Diltiazem effect on I_to1. (A) Representative voltage-dependent I_to1 (capacitance compensated) recorded in an atrial myocyte with the voltage steps protocol shown in the inset at 0.2 Hz under control conditions (a), in the presence of 5 and 50 μM diltiazem (b, c). I_to1 was substantially inhibited by the application of diltiazem for 6 min, and the effect was recovered by the drug washout for 8 min (d). (B) Time-dependent effect of 50 μM diltiazem on I_to1 elicited by the voltage step shown in the left inset delivered every 10 s in a typical experiment. I_to1 measured was peak to ‘quasi'-steady-state level. The original I_to1 traces at corresponding time points are shown in the right inset of the panel.

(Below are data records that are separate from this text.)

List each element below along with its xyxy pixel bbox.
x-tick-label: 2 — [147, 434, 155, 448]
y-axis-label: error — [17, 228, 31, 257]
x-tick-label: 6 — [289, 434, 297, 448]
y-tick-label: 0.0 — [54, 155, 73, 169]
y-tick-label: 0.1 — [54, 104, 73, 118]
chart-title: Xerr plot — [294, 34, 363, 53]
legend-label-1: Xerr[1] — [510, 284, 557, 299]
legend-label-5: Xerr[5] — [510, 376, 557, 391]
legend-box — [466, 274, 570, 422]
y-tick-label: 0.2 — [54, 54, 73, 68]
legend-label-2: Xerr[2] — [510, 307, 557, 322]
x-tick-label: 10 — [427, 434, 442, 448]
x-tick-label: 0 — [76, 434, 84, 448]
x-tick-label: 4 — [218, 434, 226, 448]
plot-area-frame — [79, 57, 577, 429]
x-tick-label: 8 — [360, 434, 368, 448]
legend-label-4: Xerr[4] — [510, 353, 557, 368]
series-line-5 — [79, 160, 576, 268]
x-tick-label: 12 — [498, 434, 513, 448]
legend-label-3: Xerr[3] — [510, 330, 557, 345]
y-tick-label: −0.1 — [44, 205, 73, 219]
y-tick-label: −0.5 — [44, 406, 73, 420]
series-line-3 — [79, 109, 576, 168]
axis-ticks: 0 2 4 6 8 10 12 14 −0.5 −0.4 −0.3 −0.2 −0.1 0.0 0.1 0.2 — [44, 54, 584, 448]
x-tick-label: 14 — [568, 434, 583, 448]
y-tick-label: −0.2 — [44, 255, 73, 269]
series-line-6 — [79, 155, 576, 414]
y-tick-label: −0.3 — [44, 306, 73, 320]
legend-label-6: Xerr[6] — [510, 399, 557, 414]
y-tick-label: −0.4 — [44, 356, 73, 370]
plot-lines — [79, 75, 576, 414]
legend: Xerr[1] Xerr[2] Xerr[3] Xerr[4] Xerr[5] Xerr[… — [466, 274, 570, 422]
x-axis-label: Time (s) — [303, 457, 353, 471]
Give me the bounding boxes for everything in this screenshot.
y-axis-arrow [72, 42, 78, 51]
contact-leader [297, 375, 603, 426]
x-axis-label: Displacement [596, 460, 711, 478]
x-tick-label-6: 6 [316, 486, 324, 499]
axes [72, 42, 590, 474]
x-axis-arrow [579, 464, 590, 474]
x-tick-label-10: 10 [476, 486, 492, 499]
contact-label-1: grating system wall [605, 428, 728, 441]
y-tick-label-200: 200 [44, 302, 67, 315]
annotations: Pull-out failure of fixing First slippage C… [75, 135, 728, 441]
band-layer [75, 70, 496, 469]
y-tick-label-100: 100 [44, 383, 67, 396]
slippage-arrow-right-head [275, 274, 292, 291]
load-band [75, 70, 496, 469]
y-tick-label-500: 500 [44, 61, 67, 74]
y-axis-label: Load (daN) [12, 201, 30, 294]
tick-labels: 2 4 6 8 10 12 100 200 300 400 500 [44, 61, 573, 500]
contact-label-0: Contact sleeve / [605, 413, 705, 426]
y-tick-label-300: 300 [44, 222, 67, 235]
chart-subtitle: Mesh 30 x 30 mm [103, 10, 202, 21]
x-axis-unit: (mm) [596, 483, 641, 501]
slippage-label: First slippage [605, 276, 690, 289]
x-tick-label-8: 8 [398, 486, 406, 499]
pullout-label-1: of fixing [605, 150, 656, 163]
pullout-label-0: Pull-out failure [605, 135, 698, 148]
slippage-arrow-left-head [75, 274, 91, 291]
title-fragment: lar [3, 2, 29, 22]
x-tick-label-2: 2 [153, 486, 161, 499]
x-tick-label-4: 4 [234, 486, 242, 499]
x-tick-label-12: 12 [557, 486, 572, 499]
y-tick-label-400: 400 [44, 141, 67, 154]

Results from Figure 1 indicate that the sustained current (i.e. I_Kur) is also suppressed when I_to1 is inhibited by diltiazem. It would be relatively accurate in evaluating the diltiazem effect on I_to1 if a selective I_Kur inhibitor is available to separate I_to1. It was reported that 4-AP selectively inhibited I_Kur at low concentrations (50 μM, about 50% inhibition) (Wang et al., 1993; Li et al., 1996b), but higher concentrations of 4-AP (>50 μM) also suppressed I_to1 significantly (authors' unpublished observation). Therefore, 4-AP would not be an ideal compound to separate I_to1. We have recently found that verapamil inhibits I_Kur (IC₅₀=3.2 μM) without reducing I_to1 amplitude, while it induces an increase of measured I_to1 in human atrial myocytes (Gao et al., 2004). Therefore, verapamil was used to separate I_to1 as described in the following. We felt that the use of verapamil to limit the possible contamination of I_Kur would not affect drug action on I_to1.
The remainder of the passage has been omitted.